Por Alejo A. Brignole
Las huellas de nuestra sumisión cultural están a la vista de aquel que quiera mirar su entorno con atención.
En los autobuses de larga distancia mexicanos (allí llamados camiones) se les presenta a los pasajeros un video ilustrativo sobre cómo seguir las normas de seguridad durante el viaje: abrocharse el cinturón de seguridad, no fumar, etc. Algunas empresas realizan esta explicación a través de unos dibujos animados donde se muestra a dos pasajeros sentados juntos. El primero va vestido con las prendas sencillas y humildes de los campesinos y posee los rasgos indígenas que son comunes a la inmensa mayoría de la población mexicana en diverso grado. El segundo pasajero es un hombre de rasgos caucásicos, de cabello rubio y vestido con traje y corbata. A lo largo del video explicativo, al indígena se le atribuyen todas las acciones incorrectas durante el viaje: hace ruidos molestos, no abrocha su cinturón de seguridad y no sigue las indicaciones dadas. En tanto el pasajero rubio y de vestimenta más ajustada a estereotipos burgueses y con una estética más bien estadounidense, hace todo correctamente y es tomado como ejemplo de educación y saber estar, en una clara contraposición entre lo blanco y lo indígena. O entre lo burgués y lo popular, si se prefiere.
Así pues, se pueden apreciar en esta animación varios niveles de resolución dialéctica en la manera de mostrar la realidad, puesto que en el video no solo existen componentes racistas sino también de estratificación social y hasta geopolítica, por cuanto se representan dos opuestos aparentes: lo foráneo como portador de progreso y lo autóctono de naturaleza atrasada y susceptible a la impugnación de valores superiores.
Este mensaje extrapolado a la realidad social mexicana, escenifica la confrontación de la clase media burguesa, representante de un arquetipo colonizado y exógeno cuyo ideal aspira a una semejanza con lo anglosajón; contra el indígena, sutilmente representado como incivilizado, reacio al cumplimiento de las normas y portador de todo aquello que debe evitarse y rechazarse. Modelo que resulta particularmente agraviante en un país donde más del 90 por ciento de la población tiene raíces aborígenes. Sin embargo, estos tipos de ejemplificación colonizada, rica en mensajes subyacentes, son normalmente aceptados como válidos por la población en general y abonan el terreno para otras penetraciones, pues instalan la idea –casi subliminal– de que todo lo que proviene de un modelo blanco-anglosajón, o al menos distante con la naturaleza autóctona mexicana, es sinónimo de civilidad, urbanidad y orden.
Se pervierte así desde su propia base al pensamiento general ciudadano que se expone a este tipo de planteamientos –en este caso, un simple dibujo animado proyectado en un autobús– y abona el camino mental del receptor, pero también del conjunto psicosocial, para recibir y padecer otros patrones exógenos de forma acrítica.

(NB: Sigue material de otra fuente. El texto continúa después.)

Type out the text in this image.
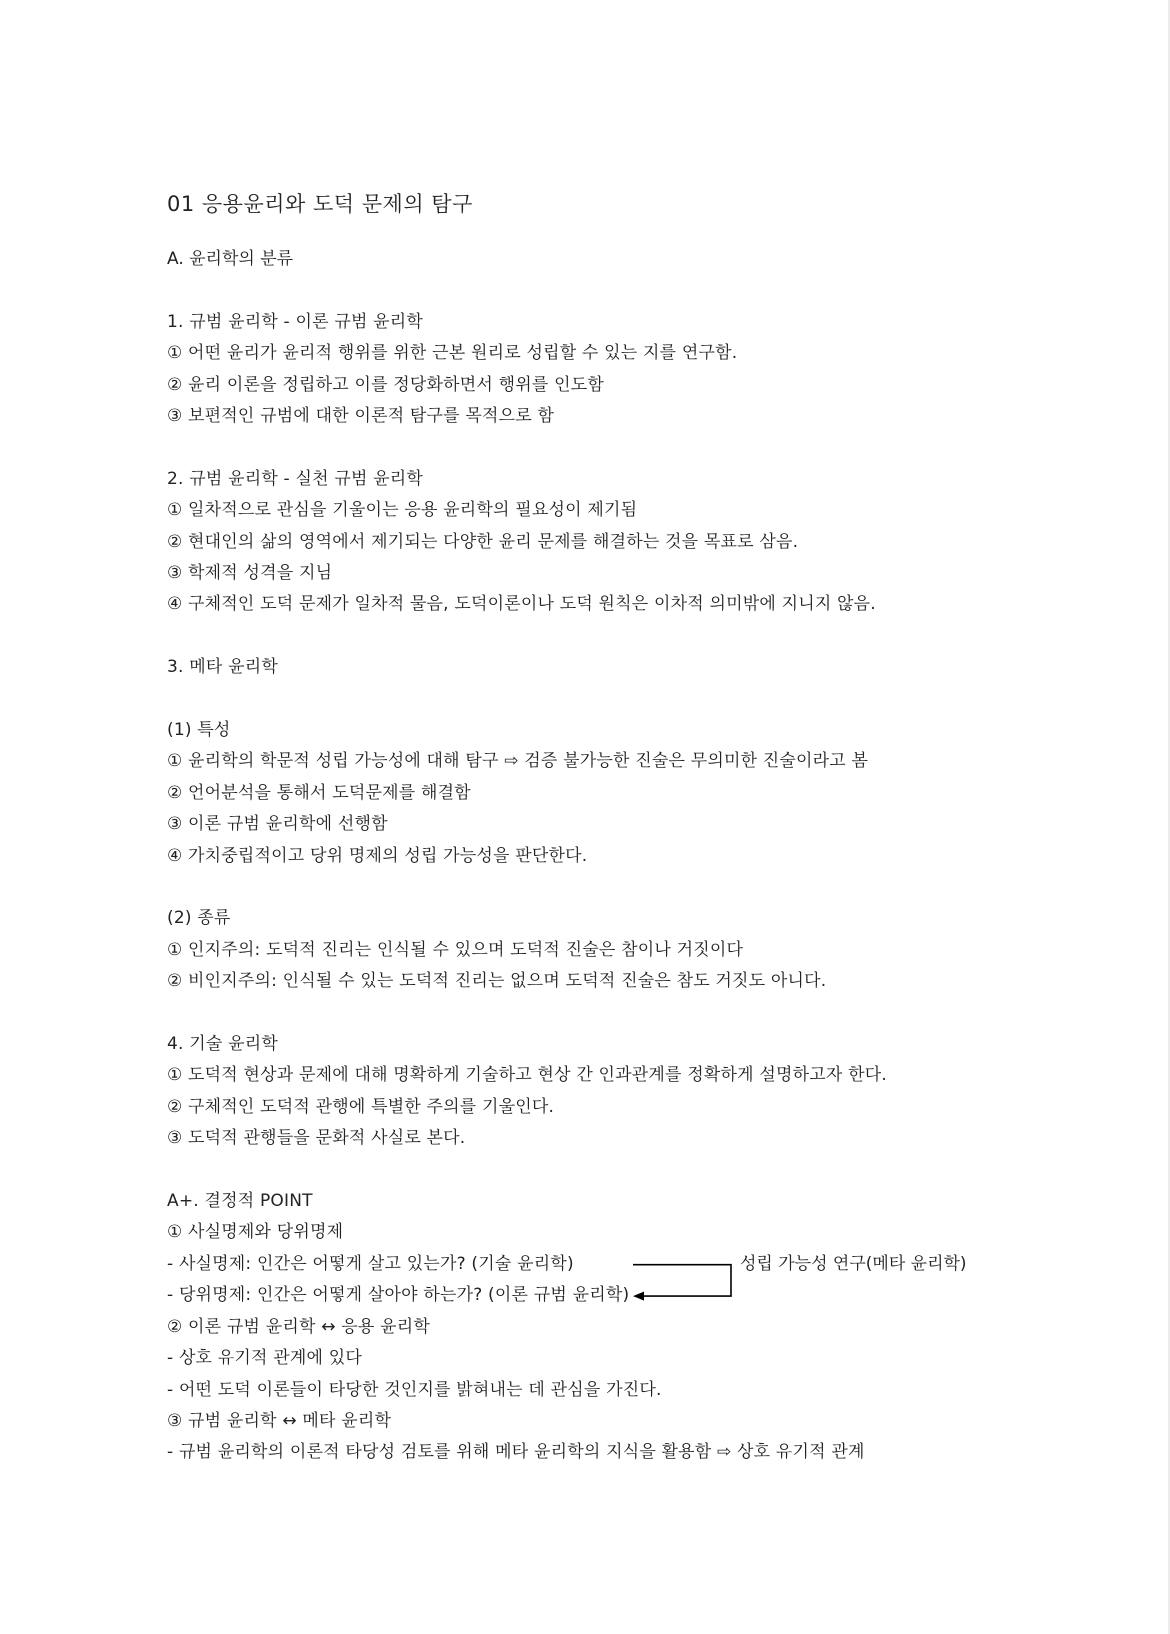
01 응용윤리와 도덕 문제의 탐구
A. 윤리학의 분류
1. 규범 윤리학 - 이론 규범 윤리학
① 어떤 윤리가 윤리적 행위를 위한 근본 원리로 성립할 수 있는 지를 연구함.
② 윤리 이론을 정립하고 이를 정당화하면서 행위를 인도함
③ 보편적인 규범에 대한 이론적 탐구를 목적으로 함
2. 규범 윤리학 - 실천 규범 윤리학
① 일차적으로 관심을 기울이는 응용 윤리학의 필요성이 제기됨
② 현대인의 삶의 영역에서 제기되는 다양한 윤리 문제를 해결하는 것을 목표로 삼음.
③ 학제적 성격을 지님
④ 구체적인 도덕 문제가 일차적 물음, 도덕이론이나 도덕 원칙은 이차적 의미밖에 지니지 않음.
3. 메타 윤리학
(1) 특성
① 윤리학의 학문적 성립 가능성에 대해 탐구 ⇨ 검증 불가능한 진술은 무의미한 진술이라고 봄
② 언어분석을 통해서 도덕문제를 해결함
③ 이론 규범 윤리학에 선행함
④ 가치중립적이고 당위 명제의 성립 가능성을 판단한다.
(2) 종류
① 인지주의: 도덕적 진리는 인식될 수 있으며 도덕적 진술은 참이나 거짓이다
② 비인지주의: 인식될 수 있는 도덕적 진리는 없으며 도덕적 진술은 참도 거짓도 아니다.
4. 기술 윤리학
① 도덕적 현상과 문제에 대해 명확하게 기술하고 현상 간 인과관계를 정확하게 설명하고자 한다.
② 구체적인 도덕적 관행에 특별한 주의를 기울인다.
③ 도덕적 관행들을 문화적 사실로 본다.
A+. 결정적 POINT
① 사실명제와 당위명제
- 사실명제: 인간은 어떻게 살고 있는가? (기술 윤리학)
- 당위명제: 인간은 어떻게 살아야 하는가? (이론 규범 윤리학)
성립 가능성 연구(메타 윤리학)
② 이론 규범 윤리학 ↔ 응용 윤리학
- 상호 유기적 관계에 있다
- 어떤 도덕 이론들이 타당한 것인지를 밝혀내는 데 관심을 가진다.
③ 규범 윤리학 ↔ 메타 윤리학
- 규범 윤리학의 이론적 타당성 검토를 위해 메타 윤리학의 지식을 활용함 ⇨ 상호 유기적 관계
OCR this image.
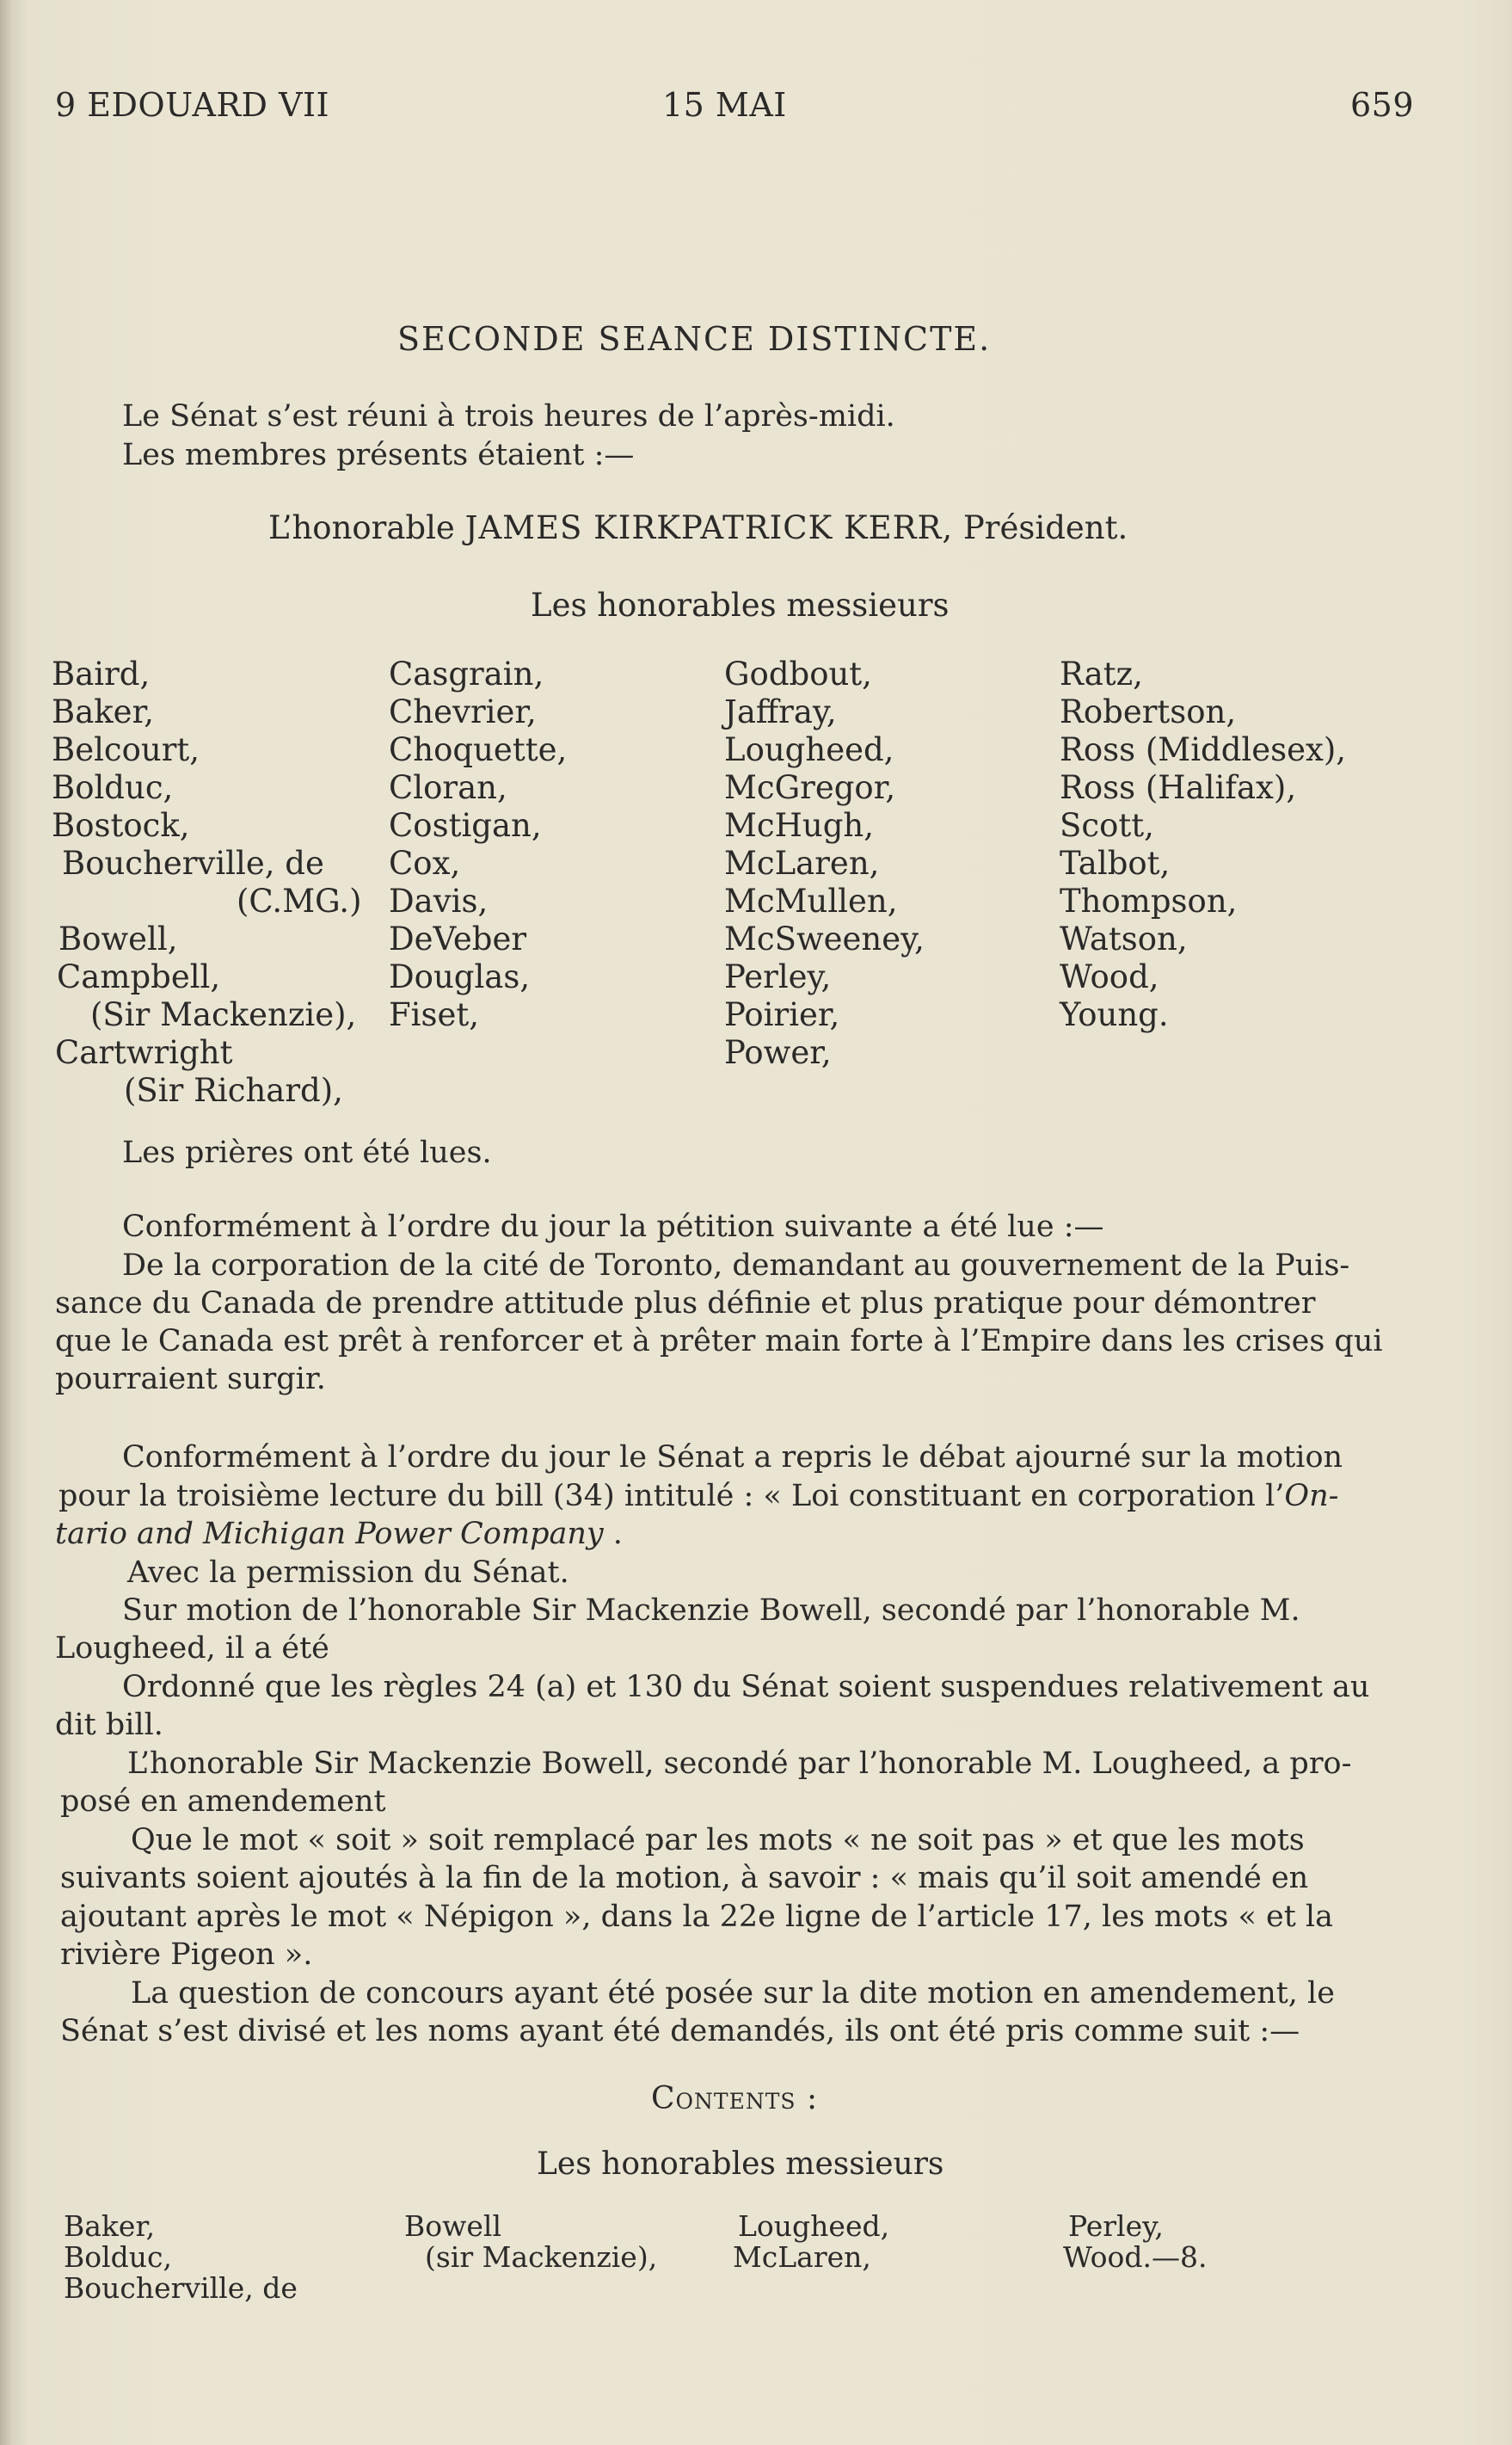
9 EDOUARD VII	15 MAI	659
SECONDE SEANCE DISTINCTE.
Le Sénat s’est réuni à trois heures de l’après-midi.
Les membres présents étaient :—
L’honorable JAMES KIRKPATRICK KERR, Président.
Les honorables messieurs
Baird,
Baker,
Belcourt,
Bolduc,
Bostock,
Boucherville, de
(C.MG.)
Bowell,
Campbell,
(Sir Mackenzie),
Cartwright
(Sir Richard),
Casgrain,
Chevrier,
Choquette,
Cloran,
Costigan,
Cox,
Davis,
DeVeber
Douglas,
Fiset,
Godbout,
Jaffray,
Lougheed,
McGregor,
McHugh,
McLaren,
McMullen,
McSweeney,
Perley,
Poirier,
Power,
Ratz,
Robertson,
Ross (Middlesex),
Ross (Halifax),
Scott,
Talbot,
Thompson,
Watson,
Wood,
Young.
Les prières ont été lues.
Conformément à l’ordre du jour la pétition suivante a été lue :—
De la corporation de la cité de Toronto, demandant au gouvernement de la Puis-
sance du Canada de prendre attitude plus définie et plus pratique pour démontrer
que le Canada est prêt à renforcer et à prêter main forte à l’Empire dans les crises qui
pourraient surgir.
Conformément à l’ordre du jour le Sénat a repris le débat ajourné sur la motion
pour la troisième lecture du bill (34) intitulé : « Loi constituant en corporation l’On-
tario and Michigan Power Company .
Avec la permission du Sénat.
Sur motion de l’honorable Sir Mackenzie Bowell, secondé par l’honorable M.
Lougheed, il a été
Ordonné que les règles 24 (a) et 130 du Sénat soient suspendues relativement au
dit bill.
L’honorable Sir Mackenzie Bowell, secondé par l’honorable M. Lougheed, a pro-
posé en amendement
Que le mot « soit » soit remplacé par les mots « ne soit pas » et que les mots
suivants soient ajoutés à la fin de la motion, à savoir : « mais qu’il soit amendé en
ajoutant après le mot « Népigon », dans la 22e ligne de l’article 17, les mots « et la
rivière Pigeon ».
La question de concours ayant été posée sur la dite motion en amendement, le
Sénat s’est divisé et les noms ayant été demandés, ils ont été pris comme suit :—
Contents :
Les honorables messieurs
Baker,
Bolduc,
Boucherville, de
Bowell
(sir Mackenzie),
Lougheed,
McLaren,
Perley,
Wood.—8.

Si sabemos mirar con detenimiento y con una mediana actitud analítica en nuestro entorno habitual, veremos que la realidad de América Latina está en extremo contaminada por estos signos sutiles –a veces no tanto–, y que sin embargo fluyen de manera constante en nuestros sistemas cotidianos. Recibimos por doquier consignas que nos habitúan a ideas distorsionadas o sencillamente falsas y que tienen la múltiple capacidad de construir un ideario sumiso y vacilante respecto del resto del mundo, a la vez que deconstruye un sistema reflexivo crítico con ese mundo que se nos presenta como superior, organizado, rico, tecnificado y pujante, cuando en realidad deberíamos cuestionar su naturaleza militarista, económicamente asimétrica y pauperizadora, además de ecológicamente criminal e irresponsable con la continuidad humana.
Son aquellos arquetipos presentes en cada aspecto cotidiano (el hombre rubio del autobús, los filmes de guerra en donde los marines estadounidenses defienden la justicia, o la propaganda sutil de la factoría Disney que produce identificaciones raciales y culturales exógenas) los que nos impiden hallar un eje crítico de naturaleza propia. Vamos poco a poco y en definitiva, aceptando todo aquello que nos degrada y margina, como parte del orden natural de las cosas. Nos hace creer que no podemos ser los dueños del mundo, en tanto dueños significa modificadores de la realidad.